If the team is performing support work that may come up during the Sprint, they should consider the likelihood of having to take on this unplanned work during Sprint Planning and adjust their Sprint Goal accordingly. If the unplanned work doesn't materialize, there's always a Product Backlog of refined work that the team can choose from, in addition to being able to dedicate time to building skills or improving the tools and processes used by the team.
A primary responsibility of the Product Owner is to maximize the value being delivered by the team every sprint.
- Do you believe frequent additions to sprint scope help or hurt the team's ability to deliver value?
- Does the team have a say in whether the new customer request can be accommodated in the current sprint, or what might need to be shelved to make room for it?
- Does accommodating the new request jeopardize the Sprint Goal?
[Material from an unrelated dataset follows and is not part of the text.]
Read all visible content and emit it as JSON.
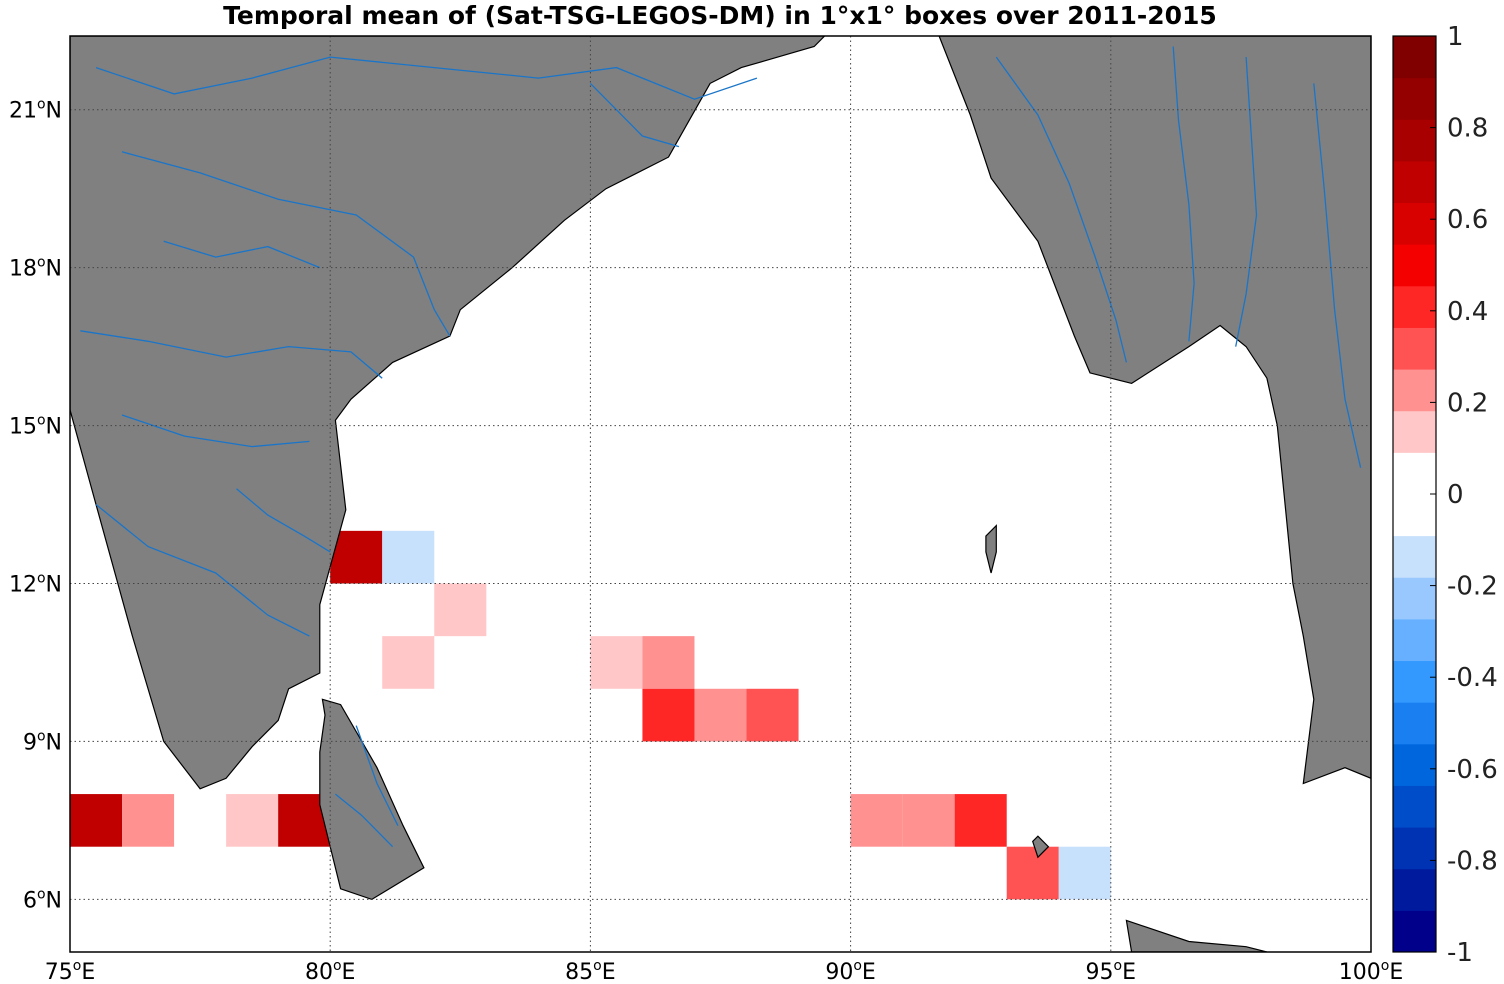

sprint scope that always changes with new client demands or new hotfix
Those are 2 completely different issues. Hotfix is a support issue and it indicates that there could be quality problems with the work being done. Every hotfix should lead to a discussion on why it was required and how to prevent them in the future. That will help to mitigate the risk and remove an impediment to the team's ability to deliver on their Sprint Goal.
The "new client demands" are something that you, as Product Owner, have some ability to influence. If the client is constantly demanding new work or changes, it is your responsibility to manage that and protect the Developers from the impact. How many of these "demands" really had to interrupt a Sprint and be addressed in a month or less (suggested max duration of a Sprint is 1 month). Could it be that these "demands" are fueling the hotfix situation? Is the "demand" understood well enough for the Developers to start addressing or could some further refinement help to improve the solution?
If you are having as much turmoil as you make it seem, it sounds to me that the Scrum Team may be moving too fast to deliver things and are not fully understanding the stakeholders' needs before starting work.
So have you any process to apply when facing this type of situation?
Yes, I do. It is called empiricism. Do something, inspect the results, adapt if necessary. Has your team put effort into inspecting what is happening and how it could be prevented? I'm not talking superficial things like "the customer demanded something new so we had to quit working on what we were trying to do". The real questions are "why is the costumer constantly demanding new things?", "Why do we have so many hotfixes?", "What could we do differently than dropping everything to react?", "What can be done other than complain?". Have the team be critical but not of each other or the customers. They need to be critical about how they work, how information is given, received, and processed.
You should think about retraining your client. You've gotten them into the habit of expecting you to react immediately.
Try super short sprints - and then tell them "I'll do what you're asking, just wait until we finish this sprint".
I've been able to do this with 1 week sprints.
If you don't say no some time, you will not be able to do anything strategic.